A new study looking at ways to reduce energy consumption has found that the most efficient way to save power is to use windows effectively. The infiltration/ventilation rate of the house has the greatest impact on the heating energy consumption, while shading schemes have the greatest impact on the air-conditioning consumption.
The study results showed energy saving of 4.1–10.1% in residential end-use energy consumption by using these simple methods.
Kamiel and Wei Yang and Yaolin Lin, associate professors at the Wuhan University of Technology in China used a holistic and integrated model (BMEOE), which considers the building enclosure, mechanical system, electrical appliances, occupants' behavior, and external environment to simulate the building energy consumption.
Data was collected from 270 households including single and multiple units, as well as different heating methods. All houses were located in the city of Oshawa, Ontario.
The study published in Frontiers advises occupants to vary the thermostat set point temperature to reduce cooling and heating energy demands and to pay attention to the time of use of electrical appliances to avoid peak electricity demand time during the day.
Appropriate window shades can help reduce energy costs. In winter, all it takes is to keep windows closed and augment power by adding solar panels to reduce the heating load. The thermostat temperature needs slight adjustment only during transitional seasons. Finally, of course turn off lights when not needed.
"I was interested to find the trends of energy use in typical households and to understand the consumer behavior and the reasons behind high and low energy consumption. I have a strong belief that, if society boosts energy conservation (as well as other resources), we will have less of a challenge meeting future demands," explained Dr. Gabriel Kamiel.
The least energy consumption was found by applying 0% shading in winter, 50% shading during the transition season, and 100% shading in summer. The next best was seen by raising the thermostat setpoint from 22°C to 24°C in summer while the lowest heating energy consumption seen where more lighting was turned on which generates additional heating in winter, and also a lower thermostat setpoint of 22°C was used in winter.
To calculate the building energy consumption, the researchers simulated the occupants' possible activities on different days for various types of housing using a number of heating and cooling methods. These activities included turning on lights, using electrical appliances and the continuous adjustment of the thermostat.

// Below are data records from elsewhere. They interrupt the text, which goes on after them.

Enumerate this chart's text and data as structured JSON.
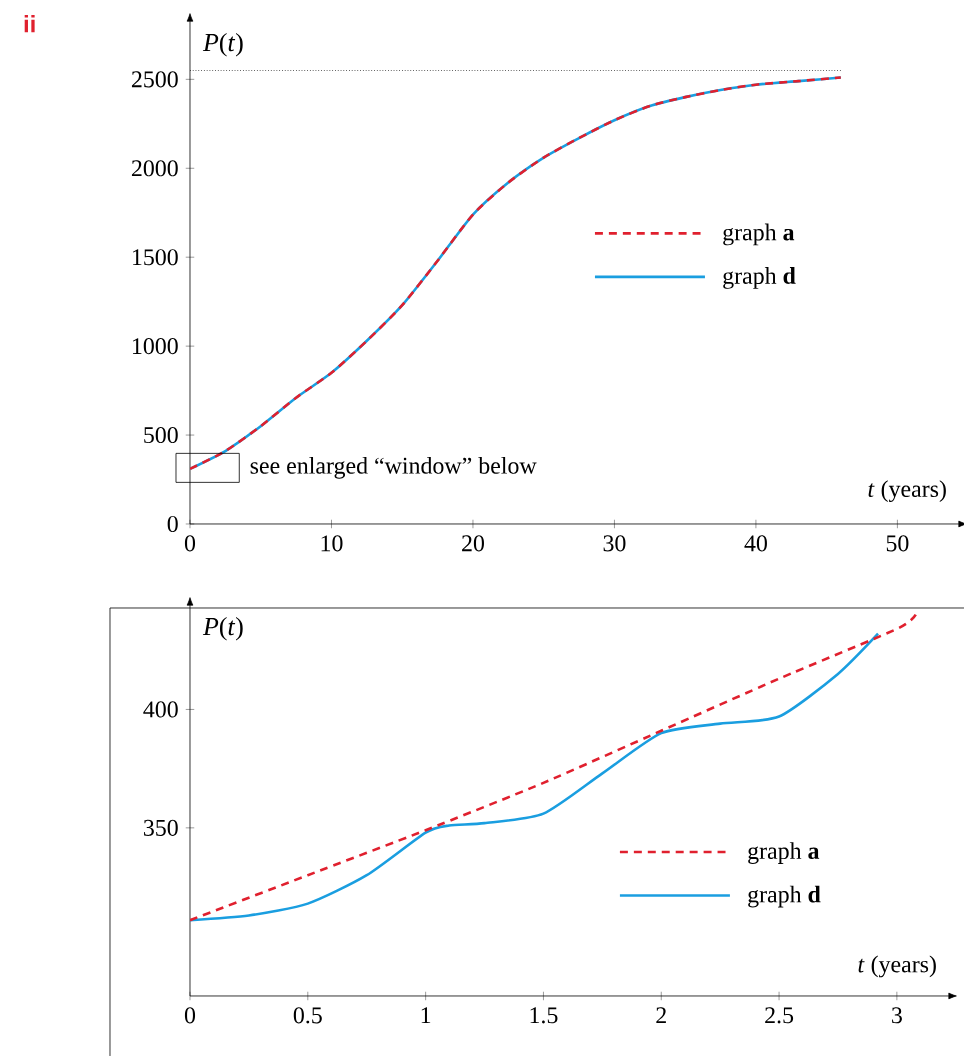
{
  "chart_data": [
    {
      "type": "line",
      "xlabel": "*t* (years)",
      "ylabel": "*P*(*t*)",
      "xlim": [
        0,
        54
      ],
      "ylim": [
        0,
        2800
      ],
      "xticks": [
        0,
        10,
        20,
        30,
        40,
        50
      ],
      "yticks": [
        0,
        500,
        1000,
        1500,
        2000,
        2500
      ],
      "legend": "right",
      "annotations": [
        "ii",
        "see enlarged “window” below"
      ],
      "ref_lines": [
        {
          "axis": "y",
          "value": 2550,
          "color": "#000000",
          "line_style": "dotted"
        }
      ],
      "series": [
        {
          "name": "graph **a**",
          "color": "#e0202e",
          "line_style": "dashed",
          "x": [
            0,
            2.5,
            5,
            7.5,
            10,
            12.5,
            15,
            17.5,
            20,
            22.5,
            25,
            27.5,
            30,
            32.5,
            35,
            37.5,
            40,
            43,
            46
          ],
          "values": [
            310,
            410,
            550,
            710,
            850,
            1030,
            1230,
            1480,
            1740,
            1920,
            2060,
            2170,
            2270,
            2350,
            2400,
            2440,
            2470,
            2490,
            2510
          ]
        },
        {
          "name": "graph **d**",
          "color": "#1a9ee0",
          "line_style": "solid",
          "x": [
            0,
            2.5,
            5,
            7.5,
            10,
            12.5,
            15,
            17.5,
            20,
            22.5,
            25,
            27.5,
            30,
            32.5,
            35,
            37.5,
            40,
            43,
            46
          ],
          "values": [
            310,
            410,
            550,
            710,
            850,
            1030,
            1230,
            1480,
            1740,
            1920,
            2060,
            2170,
            2270,
            2350,
            2400,
            2440,
            2470,
            2490,
            2510
          ]
        }
      ]
    },
    {
      "type": "line",
      "xlabel": "*t* (years)",
      "ylabel": "*P*(*t*)",
      "xlim": [
        0,
        3.2
      ],
      "ylim": [
        279,
        442
      ],
      "xticks": [
        0,
        0.5,
        1,
        1.5,
        2,
        2.5,
        3
      ],
      "yticks": [
        350,
        400
      ],
      "legend": "bottom right",
      "series": [
        {
          "name": "graph **a**",
          "color": "#e0202e",
          "line_style": "dashed",
          "x": [
            0,
            0.5,
            1,
            1.5,
            2,
            2.5,
            3,
            3.08
          ],
          "values": [
            311,
            330,
            349,
            369,
            391,
            413,
            434,
            440
          ]
        },
        {
          "name": "graph **d**",
          "color": "#1a9ee0",
          "line_style": "solid",
          "x": [
            0,
            0.25,
            0.5,
            0.75,
            1,
            1.1,
            1.25,
            1.5,
            1.75,
            2,
            2.25,
            2.5,
            2.75,
            2.92
          ],
          "values": [
            311,
            313,
            318,
            330,
            348,
            351,
            352,
            356,
            373,
            390,
            394,
            397,
            415,
            432
          ]
        }
      ]
    }
  ]
}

Several earlier studies have shown that occupant behaviors significantly affect the energy demand of buildings. Over 50 percent of home energy consumption is taken up by cooling and heating needs, but entertainment, appliances, lighting and gadgets are beginning to catch up.The average American home uses 11,700 kWh each year, causing about 7 tonnes of carbon emissions. The global average electricity consumption for households with electricity was roughly 3,500 kWh in 2010.